Read-only means read-only. Nothing gets written back to your property, the data isn't sold, and you can revoke access whenever you want — here's exactly how the connection works. And it doesn't care what you sell. E-commerce, SaaS, lead-gen, a marketplace, an app, a booking site — if it's a GA4 property it has a funnel, and a funnel can be audited.

Why we give it away

It's free because we're in open beta — no card, none of that "free only for stores over $200k in revenue" you'll find on half the agency pages. The other reason is plainer: it's the cleanest way to show what the product does. ConvRadar's actual job is turning your GA4 into answers you can ask in plain English from Claude or ChatGPT. A free GA4 audit is that, run once, for you. If it's useful you'll keep the connector and keep asking; if it isn't, you've lost a minute and learned where your funnel leaks. Either way you come out ahead, which is a strange thing for a free offer to be able to say.

If you'd rather not hand anything over and just run the audit yourself, you can — the full prompt and what it finds is here. I wrote that one specifically so you don't need us to do this.

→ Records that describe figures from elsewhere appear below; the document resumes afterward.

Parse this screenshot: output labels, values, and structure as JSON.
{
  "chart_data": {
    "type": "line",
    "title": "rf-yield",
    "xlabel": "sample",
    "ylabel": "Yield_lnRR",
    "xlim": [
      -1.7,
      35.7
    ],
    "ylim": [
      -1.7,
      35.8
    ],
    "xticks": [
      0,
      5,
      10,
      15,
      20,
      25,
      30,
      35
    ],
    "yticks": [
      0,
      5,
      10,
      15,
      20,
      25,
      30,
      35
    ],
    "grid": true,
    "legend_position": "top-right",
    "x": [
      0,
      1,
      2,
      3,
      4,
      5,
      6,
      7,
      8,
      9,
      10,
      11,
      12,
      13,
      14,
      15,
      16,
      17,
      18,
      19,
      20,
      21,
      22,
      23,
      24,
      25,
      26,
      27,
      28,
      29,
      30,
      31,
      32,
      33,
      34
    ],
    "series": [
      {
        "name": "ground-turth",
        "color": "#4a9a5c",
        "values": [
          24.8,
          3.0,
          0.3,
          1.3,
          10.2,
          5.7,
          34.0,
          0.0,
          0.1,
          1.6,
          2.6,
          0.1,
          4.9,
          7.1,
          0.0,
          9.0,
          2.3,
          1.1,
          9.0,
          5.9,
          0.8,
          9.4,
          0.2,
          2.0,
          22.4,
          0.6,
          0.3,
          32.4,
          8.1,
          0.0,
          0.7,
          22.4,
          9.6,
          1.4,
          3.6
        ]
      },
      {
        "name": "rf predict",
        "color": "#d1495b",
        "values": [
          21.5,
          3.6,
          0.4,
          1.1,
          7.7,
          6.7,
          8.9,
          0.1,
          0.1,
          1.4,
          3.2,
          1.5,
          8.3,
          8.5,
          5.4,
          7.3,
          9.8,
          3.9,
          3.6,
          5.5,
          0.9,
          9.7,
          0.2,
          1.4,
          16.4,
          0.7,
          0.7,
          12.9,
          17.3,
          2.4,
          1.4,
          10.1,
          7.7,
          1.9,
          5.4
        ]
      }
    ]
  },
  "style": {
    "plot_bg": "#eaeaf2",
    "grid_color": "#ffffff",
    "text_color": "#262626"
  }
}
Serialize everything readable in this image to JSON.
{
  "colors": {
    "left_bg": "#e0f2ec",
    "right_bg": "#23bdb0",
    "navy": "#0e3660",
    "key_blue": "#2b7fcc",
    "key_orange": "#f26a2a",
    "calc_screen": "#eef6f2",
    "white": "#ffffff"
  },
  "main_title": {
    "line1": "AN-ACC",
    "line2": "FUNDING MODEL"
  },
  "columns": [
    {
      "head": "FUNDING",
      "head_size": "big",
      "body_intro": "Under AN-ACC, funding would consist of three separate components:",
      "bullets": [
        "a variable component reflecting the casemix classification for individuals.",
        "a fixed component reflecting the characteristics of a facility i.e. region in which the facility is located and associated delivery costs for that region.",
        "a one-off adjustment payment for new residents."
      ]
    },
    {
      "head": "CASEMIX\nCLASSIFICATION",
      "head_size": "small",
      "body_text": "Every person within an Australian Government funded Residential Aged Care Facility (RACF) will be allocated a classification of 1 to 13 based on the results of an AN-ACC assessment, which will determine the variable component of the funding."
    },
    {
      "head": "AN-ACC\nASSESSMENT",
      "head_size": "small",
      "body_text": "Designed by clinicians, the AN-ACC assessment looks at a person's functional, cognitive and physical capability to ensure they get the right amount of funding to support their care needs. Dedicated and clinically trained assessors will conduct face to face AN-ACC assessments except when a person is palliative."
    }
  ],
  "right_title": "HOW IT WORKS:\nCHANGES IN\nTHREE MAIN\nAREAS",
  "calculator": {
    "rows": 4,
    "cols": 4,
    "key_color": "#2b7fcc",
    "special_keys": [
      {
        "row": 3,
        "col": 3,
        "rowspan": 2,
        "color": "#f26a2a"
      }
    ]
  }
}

No "16X growth." No funnel pitch. Your data, and what's broken in it.

We run it on ourselves

The most honest thing I can say about the audit is that we point it at our own site, and it's rude to us too.

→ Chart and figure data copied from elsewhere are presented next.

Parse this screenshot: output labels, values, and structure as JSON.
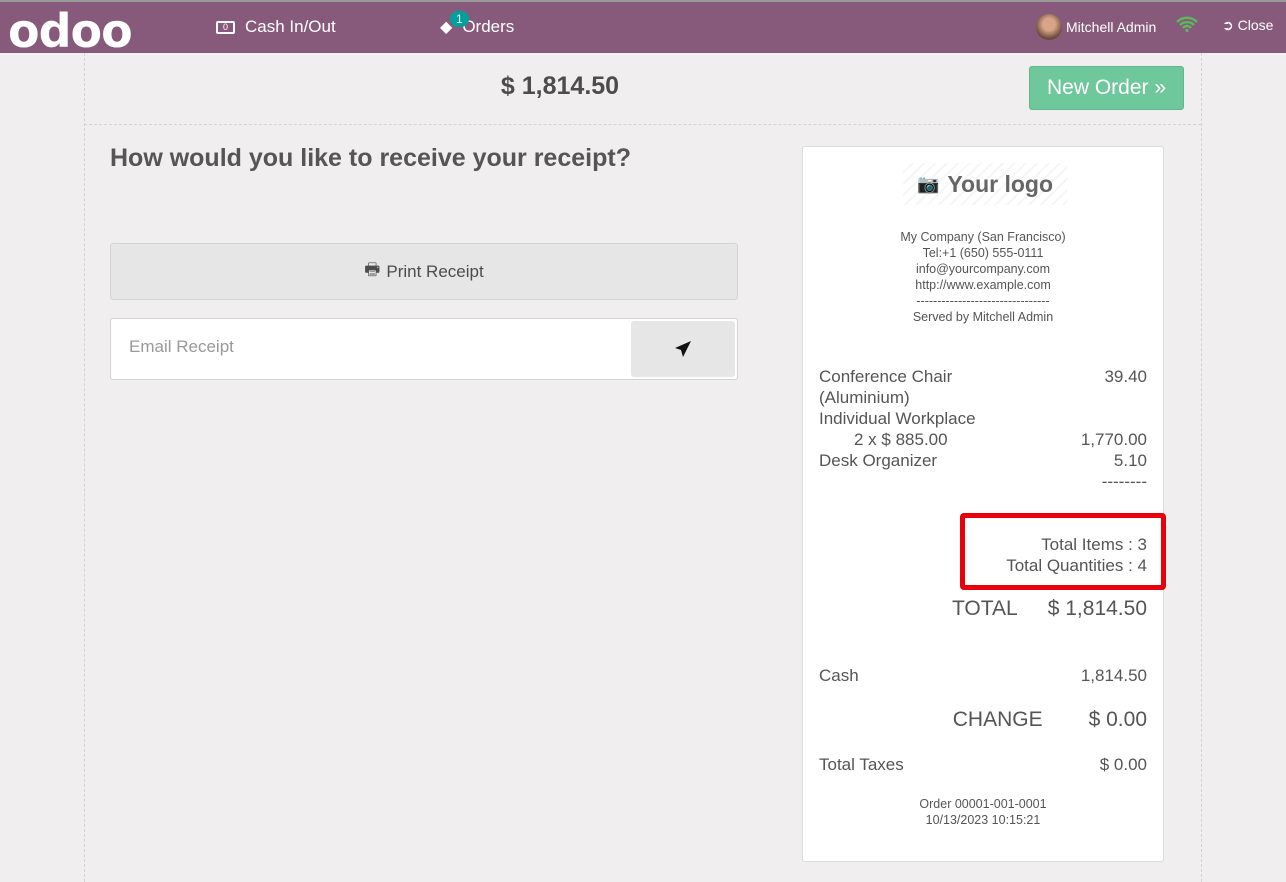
{
  "navbar": {
    "logo": "odoo",
    "cash_in_out": "Cash In/Out",
    "orders": "Orders",
    "orders_badge": "1",
    "user": "Mitchell Admin",
    "close": "Close",
    "color": "#875a7b"
  },
  "topbar": {
    "total": "$ 1,814.50",
    "new_order": "New Order »"
  },
  "left": {
    "question": "How would you like to receive your receipt?",
    "print_receipt": "Print Receipt",
    "email_placeholder": "Email Receipt"
  },
  "receipt": {
    "logo_text": "Your logo",
    "header": [
      "My Company (San Francisco)",
      "Tel:+1 (650) 555-0111",
      "info@yourcompany.com",
      "http://www.example.com",
      "--------------------------------",
      "Served by Mitchell Admin"
    ],
    "lines": [
      {
        "name": "Conference Chair",
        "price": "39.40"
      },
      {
        "name": "(Aluminium)",
        "price": ""
      },
      {
        "name": "Individual Workplace",
        "price": ""
      },
      {
        "name": "2 x $ 885.00",
        "price": "1,770.00"
      },
      {
        "name": "Desk Organizer",
        "price": "5.10"
      }
    ],
    "separator": "--------",
    "total_items": "Total Items : 3",
    "total_quantities": "Total Quantities : 4",
    "total_label": "TOTAL",
    "total_value": "$ 1,814.50",
    "payment_label": "Cash",
    "payment_value": "1,814.50",
    "change_label": "CHANGE",
    "change_value": "$ 0.00",
    "taxes_label": "Total Taxes",
    "taxes_value": "$ 0.00",
    "order_ref": "Order 00001-001-0001",
    "datetime": "10/13/2023 10:15:21"
  }
}
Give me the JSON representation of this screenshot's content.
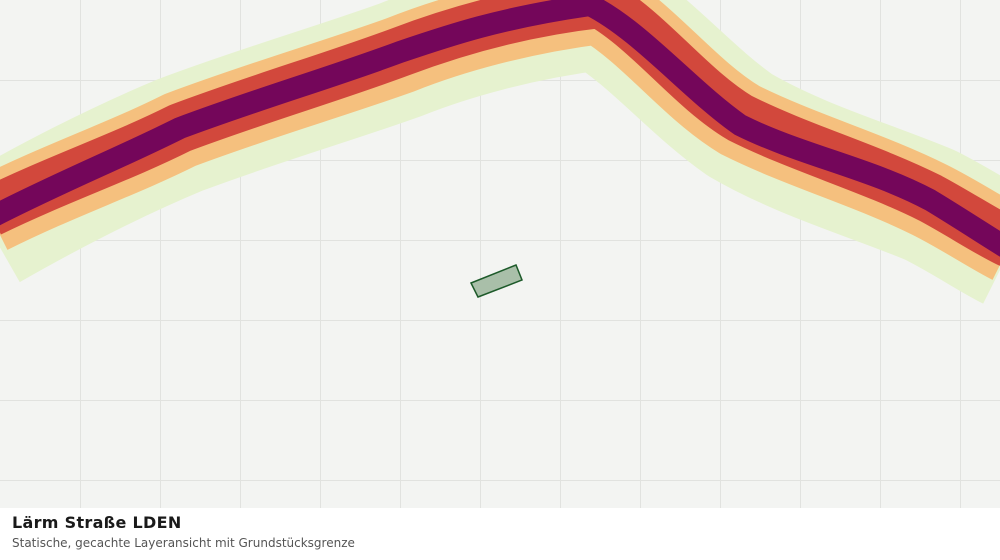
{
  "header": {
    "title": "Lärm Straße LDEN",
    "subtitle": "Statische, gecachte Layeransicht mit Grundstücksgrenze"
  }
}
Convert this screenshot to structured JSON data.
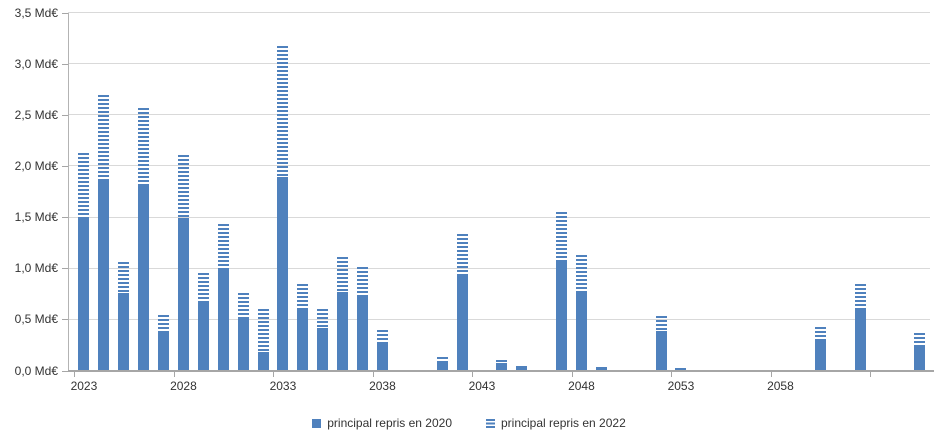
{
  "colors": {
    "bar_blue": "#4f81bd",
    "gridline": "#d9d9d9",
    "axis": "#a6a6a6",
    "text": "#333333"
  },
  "chart_data": {
    "type": "bar",
    "stacked": true,
    "title": "",
    "y_unit": "Md€",
    "ylim": [
      0,
      3.5
    ],
    "y_tick_step": 0.5,
    "y_tick_labels": [
      "0,0 Md€",
      "0,5 Md€",
      "1,0 Md€",
      "1,5 Md€",
      "2,0 Md€",
      "2,5 Md€",
      "3,0 Md€",
      "3,5 Md€"
    ],
    "x_first_year": 2023,
    "x_last_year": 2065,
    "x_tick_interval": 5,
    "x_tick_labels": [
      "2023",
      "2028",
      "2033",
      "2038",
      "2043",
      "2048",
      "2053",
      "2058"
    ],
    "grid": true,
    "legend_position": "bottom",
    "legend": [
      {
        "name": "principal repris en 2020",
        "style": "solid"
      },
      {
        "name": "principal repris en 2022",
        "style": "striped"
      }
    ],
    "bars": [
      {
        "year": 2023,
        "repris_2020": 1.49,
        "repris_2022": 0.64
      },
      {
        "year": 2024,
        "repris_2020": 1.88,
        "repris_2022": 0.82
      },
      {
        "year": 2025,
        "repris_2020": 0.76,
        "repris_2022": 0.31
      },
      {
        "year": 2026,
        "repris_2020": 1.81,
        "repris_2022": 0.76
      },
      {
        "year": 2027,
        "repris_2020": 0.38,
        "repris_2022": 0.17
      },
      {
        "year": 2028,
        "repris_2020": 1.5,
        "repris_2022": 0.61
      },
      {
        "year": 2029,
        "repris_2020": 0.67,
        "repris_2022": 0.29
      },
      {
        "year": 2030,
        "repris_2020": 1.01,
        "repris_2022": 0.43
      },
      {
        "year": 2031,
        "repris_2020": 0.53,
        "repris_2022": 0.23
      },
      {
        "year": 2032,
        "repris_2020": 0.19,
        "repris_2022": 0.42
      },
      {
        "year": 2033,
        "repris_2020": 1.9,
        "repris_2022": 1.28
      },
      {
        "year": 2034,
        "repris_2020": 0.6,
        "repris_2022": 0.25
      },
      {
        "year": 2035,
        "repris_2020": 0.42,
        "repris_2022": 0.19
      },
      {
        "year": 2036,
        "repris_2020": 0.77,
        "repris_2022": 0.34
      },
      {
        "year": 2037,
        "repris_2020": 0.72,
        "repris_2022": 0.3
      },
      {
        "year": 2038,
        "repris_2020": 0.27,
        "repris_2022": 0.13
      },
      {
        "year": 2041,
        "repris_2020": 0.1,
        "repris_2022": 0.04
      },
      {
        "year": 2042,
        "repris_2020": 0.94,
        "repris_2022": 0.4
      },
      {
        "year": 2044,
        "repris_2020": 0.08,
        "repris_2022": 0.03
      },
      {
        "year": 2045,
        "repris_2020": 0.03,
        "repris_2022": 0.02
      },
      {
        "year": 2047,
        "repris_2020": 1.08,
        "repris_2022": 0.47
      },
      {
        "year": 2048,
        "repris_2020": 0.78,
        "repris_2022": 0.35
      },
      {
        "year": 2049,
        "repris_2020": 0.03,
        "repris_2022": 0.01
      },
      {
        "year": 2052,
        "repris_2020": 0.39,
        "repris_2022": 0.15
      },
      {
        "year": 2053,
        "repris_2020": 0.02,
        "repris_2022": 0.01
      },
      {
        "year": 2060,
        "repris_2020": 0.31,
        "repris_2022": 0.12
      },
      {
        "year": 2062,
        "repris_2020": 0.6,
        "repris_2022": 0.25
      },
      {
        "year": 2065,
        "repris_2020": 0.25,
        "repris_2022": 0.12
      }
    ]
  }
}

We just rebuilt the page you'd land on for this — the free-audit page itself. Before it went live we ran it through the same lens we sell: a funnel read of our own signup flow, plus a panel of reviewers reading it as different kinds of buyer. It scored a 9.16 out of 10 on our rubric, which sounds fine until you read why it wasn't higher. The reviewers caught a contradiction we'd walked straight past. The page promises, in plain text, that your data is never sold. And directly under that promise we'd used example screenshots that still showed a real client's brand by name. A privacy page, quietly leaking a client.

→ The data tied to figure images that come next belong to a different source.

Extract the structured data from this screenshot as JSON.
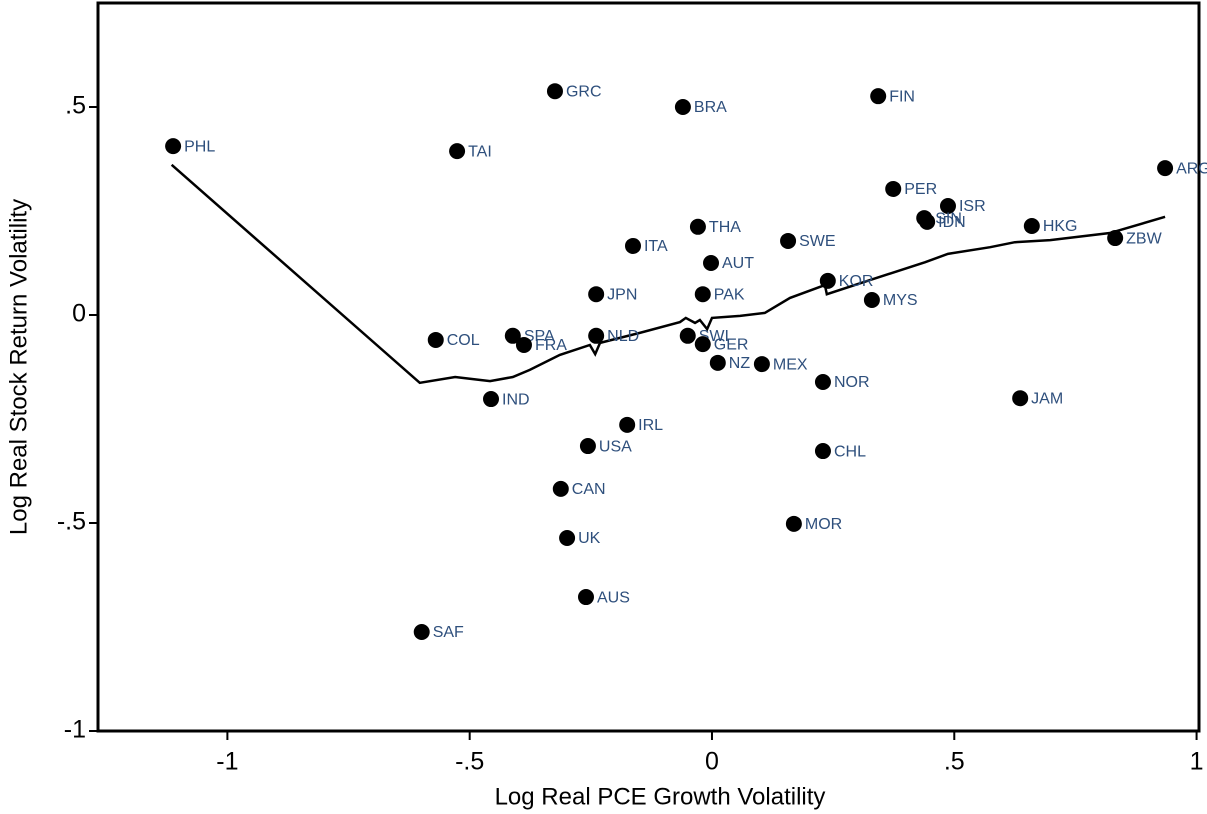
{
  "chart_data": {
    "type": "scatter",
    "xlabel": "Log Real PCE Growth Volatility",
    "ylabel": "Log Real Stock Return Volatility",
    "xlim": [
      -1.267,
      1.005
    ],
    "ylim": [
      -1,
      0.75
    ],
    "xticks": [
      -1,
      {
        "value": -0.5,
        "label": "-.5"
      },
      0,
      {
        "value": 0.5,
        "label": ".5"
      },
      1
    ],
    "yticks": [
      -1,
      {
        "value": -0.5,
        "label": "-.5"
      },
      0,
      {
        "value": 0.5,
        "label": ".5"
      }
    ],
    "grid": false,
    "points": {
      "color": "#000000",
      "labels": [
        "PHL",
        "TAI",
        "GRC",
        "BRA",
        "FIN",
        "ARG",
        "PER",
        "ISR",
        "SIN",
        "IDN",
        "HKG",
        "ZBW",
        "THA",
        "SWE",
        "ITA",
        "AUT",
        "KOR",
        "MYS",
        "JPN",
        "PAK",
        "COL",
        "SPA",
        "FRA",
        "NLD",
        "SWI",
        "GER",
        "NZ",
        "MEX",
        "NOR",
        "IND",
        "JAM",
        "IRL",
        "USA",
        "CHL",
        "CAN",
        "MOR",
        "UK",
        "AUS",
        "SAF"
      ],
      "x": [
        -1.112,
        -0.526,
        -0.324,
        -0.06,
        0.343,
        0.935,
        0.374,
        0.487,
        0.438,
        0.444,
        0.66,
        0.832,
        -0.029,
        0.157,
        -0.163,
        -0.002,
        0.239,
        0.33,
        -0.239,
        -0.019,
        -0.57,
        -0.411,
        -0.388,
        -0.239,
        -0.05,
        -0.019,
        0.012,
        0.103,
        0.229,
        -0.456,
        0.636,
        -0.175,
        -0.256,
        0.229,
        -0.312,
        0.169,
        -0.299,
        -0.26,
        -0.599
      ],
      "y": [
        0.406,
        0.394,
        0.538,
        0.5,
        0.526,
        0.353,
        0.303,
        0.262,
        0.233,
        0.224,
        0.214,
        0.185,
        0.212,
        0.178,
        0.166,
        0.125,
        0.082,
        0.036,
        0.05,
        0.05,
        -0.06,
        -0.05,
        -0.072,
        -0.05,
        -0.05,
        -0.07,
        -0.115,
        -0.118,
        -0.161,
        -0.202,
        -0.2,
        -0.264,
        -0.315,
        -0.327,
        -0.418,
        -0.502,
        -0.536,
        -0.678,
        -0.762
      ]
    },
    "fit": {
      "color": "#000000",
      "x": [
        -1.115,
        -0.603,
        -0.53,
        -0.458,
        -0.411,
        -0.376,
        -0.314,
        -0.252,
        -0.241,
        -0.231,
        -0.149,
        -0.066,
        -0.054,
        -0.035,
        -0.025,
        -0.01,
        0.0,
        0.058,
        0.109,
        0.161,
        0.233,
        0.237,
        0.326,
        0.44,
        0.487,
        0.574,
        0.625,
        0.698,
        0.821,
        0.935
      ],
      "y": [
        0.361,
        -0.163,
        -0.149,
        -0.159,
        -0.149,
        -0.132,
        -0.096,
        -0.072,
        -0.094,
        -0.067,
        -0.043,
        -0.017,
        -0.007,
        -0.019,
        -0.012,
        -0.034,
        -0.007,
        -0.002,
        0.005,
        0.041,
        0.072,
        0.05,
        0.084,
        0.127,
        0.147,
        0.163,
        0.175,
        0.18,
        0.197,
        0.236
      ]
    }
  }
}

We masked it before launch. But we caught it because we audited ourselves, not because we're careful — left alone, we'd have shipped it. The same funnel read flagged where we lose people between "connect" and "first answer," and we moved things on the page because of it. That's the loop, diagnose and then verify, pointed back at us.

That's the real test for any audit, free or paid. Does it tell you something true that you didn't want to hear? If it only flatters you — your speed is great, your UX is clean, just book a call — it isn't an audit. It's marketing wearing an audit's clothes.

The good ones make you a little uncomfortable. Ours made us go mask our own screenshots.